Mary’s own children—my niece and nephew—they have a remarkable mother.
*
Okwui’s show is about brown girls in the Bronx in the 1980s. The specifics—the taste of Newport loosies, the smell of Vaseline Intensive Care, ripped-out note pages passed in class, fire-drenched dreams of Orchard Beach—conjure a very particular time and place. But the girls themselves and the way they alternately bloom against one other and are blocked, the way they hate-love and share-shame and intertwine and thrash inside each other’s narratives: this is a sister story. A story of sisters made not born. Girls so hungry they suck on each other’s dreams as if they were the last of the grape Now & Laters at the close of a long school day.
Bronx Gothic ends with two girls so close they sometimes seem one, and so far apart we doubt they ever really knew one another.

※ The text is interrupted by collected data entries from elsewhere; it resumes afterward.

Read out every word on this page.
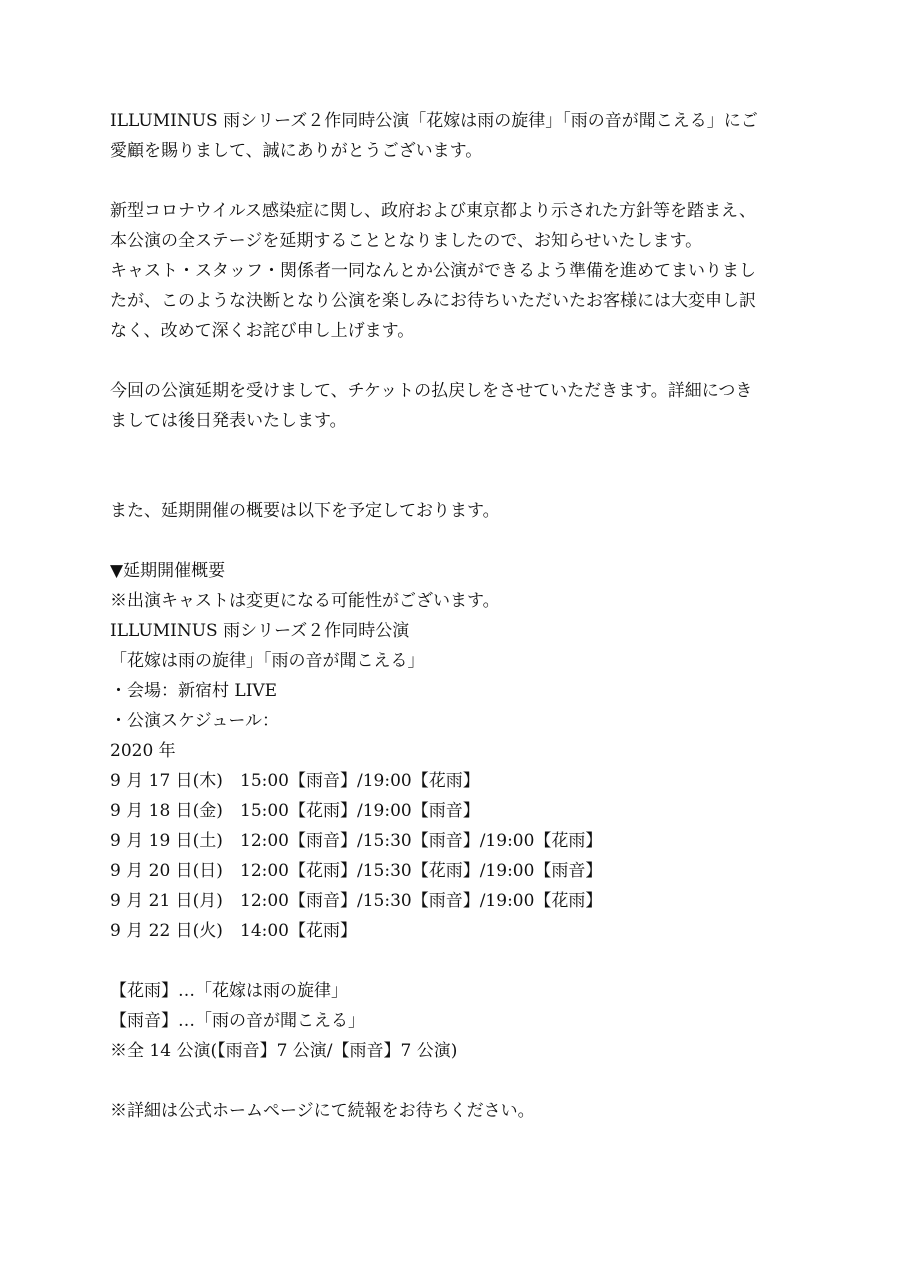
ILLUMINUS 雨シリーズ２作同時公演「花嫁は雨の旋律」「雨の音が聞こえる」にご
愛顧を賜りまして、誠にありがとうございます。
新型コロナウイルス感染症に関し、政府および東京都より示された方針等を踏まえ、
本公演の全ステージを延期することとなりましたので、お知らせいたします。
キャスト・スタッフ・関係者一同なんとか公演ができるよう準備を進めてまいりまし
たが、このような決断となり公演を楽しみにお待ちいただいたお客様には大変申し訳
なく、改めて深くお詫び申し上げます。
今回の公演延期を受けまして、チケットの払戻しをさせていただきます。詳細につき
ましては後日発表いたします。
また、延期開催の概要は以下を予定しております。
▼延期開催概要
※出演キャストは変更になる可能性がございます。
ILLUMINUS 雨シリーズ２作同時公演
「花嫁は雨の旋律」「雨の音が聞こえる」
・会場：新宿村 LIVE
・公演スケジュール：
2020 年
9 月 17 日(木)	15:00【雨音】/19:00【花雨】
9 月 18 日(金)	15:00【花雨】/19:00【雨音】
9 月 19 日(土)	12:00【雨音】/15:30【雨音】/19:00【花雨】
9 月 20 日(日)	12:00【花雨】/15:30【花雨】/19:00【雨音】
9 月 21 日(月)	12:00【雨音】/15:30【雨音】/19:00【花雨】
9 月 22 日(火)	14:00【花雨】
【花雨】…「花嫁は雨の旋律」
【雨音】…「雨の音が聞こえる」
※全 14 公演(【雨音】7 公演/【雨音】7 公演)
※詳細は公式ホームページにて続報をお待ちください。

Except—of course they did.
*
My sister Mary got pregnant with her first child six months before I did. She decided (she’s the decider) that our sons would grow up to be close. Then she made sure it happened. During the same period, we too became friends. I am so grateful. My nephew lived for a month this summer (his sixteenth) at my house while he did lab research at Drexel. He and my son talked every night, played videos, did whatever teenage boys do when their parents aren’t bearing down on them. Not too long from now, they will be leaving home for their respective colleges.
*
There are people against whom you measure yourself as a person. People who live side-by-side with you during the time when you are becoming yourself, for better or for ill. They serve as both your mirror and your negative image. You fill in the gaps they leave. Once they are out of the room you shadowbox their phantom or sucker slap their imagined face or you try on their bra. It doesn’t fit. You are the shy one or the short one or the darker one or the ugly one. And they are the center.
Sometimes, later, you are lucky enough to learn that—during that same time—they were piecing themselves together through the same incomplete processes, using the same Elmer’s glue, the same glitter, its tiny broken mirrors.
We are all we have.
*
Okwui Okpokwasili tells two stories with one body. That’s how storytelling works. It’s also how anyone comes to know anyone else, by learning their story from the inside out. We rewrite the other’s text on our own inner walls until we are—until we have no choice but to be—each other’s.
Bronx Gothic finds its grace in the hardest moments of girldeath, in its reversals and betrayals and gaps, the dark places in each other we never do get to read.
Yet the work never lets go of this idea—the fact of our holes does not negate nor erase what we were capable of sharing… no matter how riddled.
*
Broken glass, glinting off asphalt, catching starlight.